Zawiercianie po dwóch setach byli już w tarapatach, zwłaszcza, że do spotkania doszło na ich terenie. A problemy miejscowych były aż nadto widoczne w połowie kolejnej partii, kiedy to Tomasz Fornal zatrzymał Butryna i dał prowadzenie 13:10 dla przyjezdnych.
Przerwa dla Warty przyniosła efekt, bo momentalnie udało jej się doprowadzić do remisu 13:13. A po asach serwisowych gospodarze wyszli nawet na 16:15. Od tego momentu, tak jak przez większość meczu, trwała zacięta i wyrównana walka.
Kluczowa dla losów trzeciej partii okazała się akcja przy stanie 23:22 dla przyjezdnych. Wówczas Huber zatrzymał Miłosza Zniszczoła, ale zawiercianie kontynuowali akcję. Chwilę później środkowy już zapunktował, gdy zablokował Patryka Łabę i zapewnił swojej ekipie piłki setowe.
Wówczas Gladyr zaryzykował i zepsuł zagrywkę, ale to w żaden sposób nie skreślało jastrzębian.
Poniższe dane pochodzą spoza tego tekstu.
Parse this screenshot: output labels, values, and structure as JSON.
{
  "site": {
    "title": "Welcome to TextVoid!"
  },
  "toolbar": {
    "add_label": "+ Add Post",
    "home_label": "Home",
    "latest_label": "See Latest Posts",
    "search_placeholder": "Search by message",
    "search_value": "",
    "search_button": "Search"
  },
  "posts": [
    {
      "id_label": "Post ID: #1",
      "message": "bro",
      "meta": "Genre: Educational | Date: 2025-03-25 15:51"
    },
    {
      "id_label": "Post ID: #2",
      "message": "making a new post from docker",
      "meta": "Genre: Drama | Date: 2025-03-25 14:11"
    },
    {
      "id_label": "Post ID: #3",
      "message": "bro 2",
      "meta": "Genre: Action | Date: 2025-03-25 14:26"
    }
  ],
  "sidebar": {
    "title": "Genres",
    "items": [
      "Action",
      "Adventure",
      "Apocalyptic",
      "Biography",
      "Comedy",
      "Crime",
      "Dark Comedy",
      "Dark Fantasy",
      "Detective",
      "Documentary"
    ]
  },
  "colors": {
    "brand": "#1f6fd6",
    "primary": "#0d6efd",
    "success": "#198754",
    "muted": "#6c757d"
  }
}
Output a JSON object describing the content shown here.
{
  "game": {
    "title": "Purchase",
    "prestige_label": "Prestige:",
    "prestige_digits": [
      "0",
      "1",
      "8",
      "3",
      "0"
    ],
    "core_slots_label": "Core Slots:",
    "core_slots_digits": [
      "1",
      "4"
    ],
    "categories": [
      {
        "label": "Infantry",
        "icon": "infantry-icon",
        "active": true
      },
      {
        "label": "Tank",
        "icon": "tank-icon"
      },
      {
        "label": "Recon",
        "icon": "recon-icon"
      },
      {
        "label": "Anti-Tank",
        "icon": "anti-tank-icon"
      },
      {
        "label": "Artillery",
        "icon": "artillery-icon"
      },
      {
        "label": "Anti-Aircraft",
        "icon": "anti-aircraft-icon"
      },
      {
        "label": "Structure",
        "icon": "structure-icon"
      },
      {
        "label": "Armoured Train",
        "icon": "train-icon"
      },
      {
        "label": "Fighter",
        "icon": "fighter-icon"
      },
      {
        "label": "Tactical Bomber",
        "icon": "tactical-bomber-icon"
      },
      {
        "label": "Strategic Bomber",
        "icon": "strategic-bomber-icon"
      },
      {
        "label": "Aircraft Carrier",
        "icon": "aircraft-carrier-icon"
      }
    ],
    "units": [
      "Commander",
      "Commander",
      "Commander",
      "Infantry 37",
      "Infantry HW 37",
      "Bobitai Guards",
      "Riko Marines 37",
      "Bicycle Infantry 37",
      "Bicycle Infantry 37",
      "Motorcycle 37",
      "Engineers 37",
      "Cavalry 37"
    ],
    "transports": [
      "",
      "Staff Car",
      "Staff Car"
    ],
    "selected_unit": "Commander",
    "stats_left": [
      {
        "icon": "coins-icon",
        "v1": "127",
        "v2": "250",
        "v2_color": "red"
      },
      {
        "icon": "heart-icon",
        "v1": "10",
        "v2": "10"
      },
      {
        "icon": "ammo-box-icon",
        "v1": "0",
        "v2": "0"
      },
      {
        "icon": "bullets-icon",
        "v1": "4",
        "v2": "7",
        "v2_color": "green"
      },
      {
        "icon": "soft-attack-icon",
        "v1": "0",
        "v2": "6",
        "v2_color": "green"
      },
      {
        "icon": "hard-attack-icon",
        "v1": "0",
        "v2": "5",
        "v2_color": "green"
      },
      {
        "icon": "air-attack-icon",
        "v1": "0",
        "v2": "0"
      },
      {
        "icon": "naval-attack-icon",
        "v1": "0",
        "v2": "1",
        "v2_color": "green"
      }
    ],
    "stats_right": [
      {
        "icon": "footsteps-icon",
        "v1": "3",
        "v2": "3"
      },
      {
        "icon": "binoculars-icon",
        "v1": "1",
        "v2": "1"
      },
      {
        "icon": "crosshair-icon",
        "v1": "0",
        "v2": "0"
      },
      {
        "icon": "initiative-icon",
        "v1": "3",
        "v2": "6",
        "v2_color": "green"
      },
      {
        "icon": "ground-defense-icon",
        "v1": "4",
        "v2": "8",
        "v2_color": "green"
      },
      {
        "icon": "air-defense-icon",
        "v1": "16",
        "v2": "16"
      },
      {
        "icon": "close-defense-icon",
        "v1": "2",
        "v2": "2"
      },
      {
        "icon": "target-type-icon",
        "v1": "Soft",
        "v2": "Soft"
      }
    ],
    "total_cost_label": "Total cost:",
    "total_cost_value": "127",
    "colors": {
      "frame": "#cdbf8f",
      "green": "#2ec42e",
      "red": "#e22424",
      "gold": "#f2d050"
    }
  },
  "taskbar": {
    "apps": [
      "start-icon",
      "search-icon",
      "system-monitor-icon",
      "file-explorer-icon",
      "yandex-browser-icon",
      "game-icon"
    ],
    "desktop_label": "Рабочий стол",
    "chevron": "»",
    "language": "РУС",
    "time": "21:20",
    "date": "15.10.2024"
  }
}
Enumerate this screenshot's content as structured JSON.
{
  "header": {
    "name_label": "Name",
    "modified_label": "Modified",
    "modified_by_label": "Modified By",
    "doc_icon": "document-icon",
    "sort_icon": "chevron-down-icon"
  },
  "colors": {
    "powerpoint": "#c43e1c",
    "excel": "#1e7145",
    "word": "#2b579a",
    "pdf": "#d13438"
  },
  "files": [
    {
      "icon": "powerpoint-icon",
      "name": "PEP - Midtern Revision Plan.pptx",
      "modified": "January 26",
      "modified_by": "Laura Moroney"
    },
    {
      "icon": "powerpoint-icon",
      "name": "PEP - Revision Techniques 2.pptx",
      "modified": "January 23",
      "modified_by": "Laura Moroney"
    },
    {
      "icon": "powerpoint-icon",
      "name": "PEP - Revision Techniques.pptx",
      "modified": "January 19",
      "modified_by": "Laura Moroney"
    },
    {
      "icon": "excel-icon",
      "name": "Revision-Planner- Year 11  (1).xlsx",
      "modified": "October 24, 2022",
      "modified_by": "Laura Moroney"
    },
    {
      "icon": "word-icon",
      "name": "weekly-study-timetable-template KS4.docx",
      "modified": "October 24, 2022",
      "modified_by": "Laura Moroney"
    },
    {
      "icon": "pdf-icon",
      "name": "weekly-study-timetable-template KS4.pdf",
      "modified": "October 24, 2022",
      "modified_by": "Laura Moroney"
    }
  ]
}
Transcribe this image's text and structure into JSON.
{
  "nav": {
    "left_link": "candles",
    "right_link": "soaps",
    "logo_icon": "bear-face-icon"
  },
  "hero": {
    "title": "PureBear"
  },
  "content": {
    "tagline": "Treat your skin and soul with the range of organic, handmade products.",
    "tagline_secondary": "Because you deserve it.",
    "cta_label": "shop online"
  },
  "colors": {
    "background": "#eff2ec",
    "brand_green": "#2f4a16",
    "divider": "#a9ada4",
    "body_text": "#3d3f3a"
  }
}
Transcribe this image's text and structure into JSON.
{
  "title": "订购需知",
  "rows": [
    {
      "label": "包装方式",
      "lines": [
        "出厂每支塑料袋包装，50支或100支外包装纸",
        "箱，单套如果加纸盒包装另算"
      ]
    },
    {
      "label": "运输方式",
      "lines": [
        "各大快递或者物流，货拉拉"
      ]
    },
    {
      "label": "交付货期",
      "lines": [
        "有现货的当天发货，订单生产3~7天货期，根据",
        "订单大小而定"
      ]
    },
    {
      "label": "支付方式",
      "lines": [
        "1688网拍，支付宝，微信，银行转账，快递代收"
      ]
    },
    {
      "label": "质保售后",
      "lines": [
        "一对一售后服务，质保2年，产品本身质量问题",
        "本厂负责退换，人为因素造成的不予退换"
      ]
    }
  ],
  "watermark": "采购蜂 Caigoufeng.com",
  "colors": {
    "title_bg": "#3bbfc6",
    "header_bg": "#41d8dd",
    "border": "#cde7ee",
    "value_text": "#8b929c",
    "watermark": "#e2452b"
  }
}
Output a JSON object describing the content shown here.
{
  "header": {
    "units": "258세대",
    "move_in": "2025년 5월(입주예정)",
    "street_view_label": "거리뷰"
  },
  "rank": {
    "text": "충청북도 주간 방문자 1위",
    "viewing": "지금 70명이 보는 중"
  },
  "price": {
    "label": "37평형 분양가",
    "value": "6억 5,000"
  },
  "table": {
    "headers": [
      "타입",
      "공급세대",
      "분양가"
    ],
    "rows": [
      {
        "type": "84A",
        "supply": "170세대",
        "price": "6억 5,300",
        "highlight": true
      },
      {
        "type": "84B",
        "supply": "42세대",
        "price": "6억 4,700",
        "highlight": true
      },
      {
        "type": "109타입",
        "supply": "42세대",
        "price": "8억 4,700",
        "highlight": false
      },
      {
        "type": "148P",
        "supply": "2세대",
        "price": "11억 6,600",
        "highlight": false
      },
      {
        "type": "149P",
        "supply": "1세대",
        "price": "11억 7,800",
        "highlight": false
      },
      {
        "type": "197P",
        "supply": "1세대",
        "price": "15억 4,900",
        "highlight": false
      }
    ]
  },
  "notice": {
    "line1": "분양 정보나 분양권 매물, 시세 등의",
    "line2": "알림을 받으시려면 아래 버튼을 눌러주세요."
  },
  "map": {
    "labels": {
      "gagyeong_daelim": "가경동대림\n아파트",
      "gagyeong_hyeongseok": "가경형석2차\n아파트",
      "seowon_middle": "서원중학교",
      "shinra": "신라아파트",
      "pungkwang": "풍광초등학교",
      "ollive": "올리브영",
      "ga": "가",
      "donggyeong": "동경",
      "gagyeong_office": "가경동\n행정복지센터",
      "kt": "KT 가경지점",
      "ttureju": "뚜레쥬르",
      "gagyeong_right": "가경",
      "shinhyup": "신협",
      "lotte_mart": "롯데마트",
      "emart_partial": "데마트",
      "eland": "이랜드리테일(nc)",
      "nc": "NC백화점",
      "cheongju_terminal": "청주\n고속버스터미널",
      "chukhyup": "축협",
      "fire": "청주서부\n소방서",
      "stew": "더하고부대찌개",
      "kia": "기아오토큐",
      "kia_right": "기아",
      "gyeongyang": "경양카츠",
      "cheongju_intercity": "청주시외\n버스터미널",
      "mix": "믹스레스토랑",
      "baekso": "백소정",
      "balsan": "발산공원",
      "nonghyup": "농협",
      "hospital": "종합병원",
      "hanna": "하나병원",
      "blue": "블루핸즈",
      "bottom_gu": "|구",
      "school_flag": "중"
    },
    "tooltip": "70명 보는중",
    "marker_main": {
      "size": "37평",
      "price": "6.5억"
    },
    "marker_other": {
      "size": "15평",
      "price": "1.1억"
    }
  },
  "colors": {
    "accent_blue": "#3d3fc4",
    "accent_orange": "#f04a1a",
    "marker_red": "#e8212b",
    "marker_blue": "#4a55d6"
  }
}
Serwis Butryna nie zrobił im krzywdy, ale atak Hubera został zatrzymany przez Łabę. Tyle tylko, że przyjezdni mieli jeszcze szansę na ponownie akcji. Wówczas Benjamin Toniutti zaadresował wystawę do Fornala, a ten przypieczętował wielki triumf mistrza Polski.
Jastrzębianie obronę tytułu będą mogli świętować już w sobotę, 27 kwietnia. Na godzinę 17:30 zaplanowano bowiem drugie finałowe spotkanie, które odbędzie się właśnie na ich terenie. W przypadku zwycięstwa zawiercian dojdzie do trzeciego meczu.
PlusLiga, 1. mecz finałowy:
Aluron CMC Warta Zawiercie - Jastrzębski Węgiel 0:3 (18:25, 25:27, 23:25)
Warta: Tavares, Zniszczoł, Clevenot, Butryn, Bieniek, Kwolek, Perry (libero) oraz Łaba, Kozłowski, Gąsior;
JW: Toniutti, Gladyr, Fornal, Patry, Huber, Szymura, Popiwczak (libero) oraz Sclater, Macionczyk.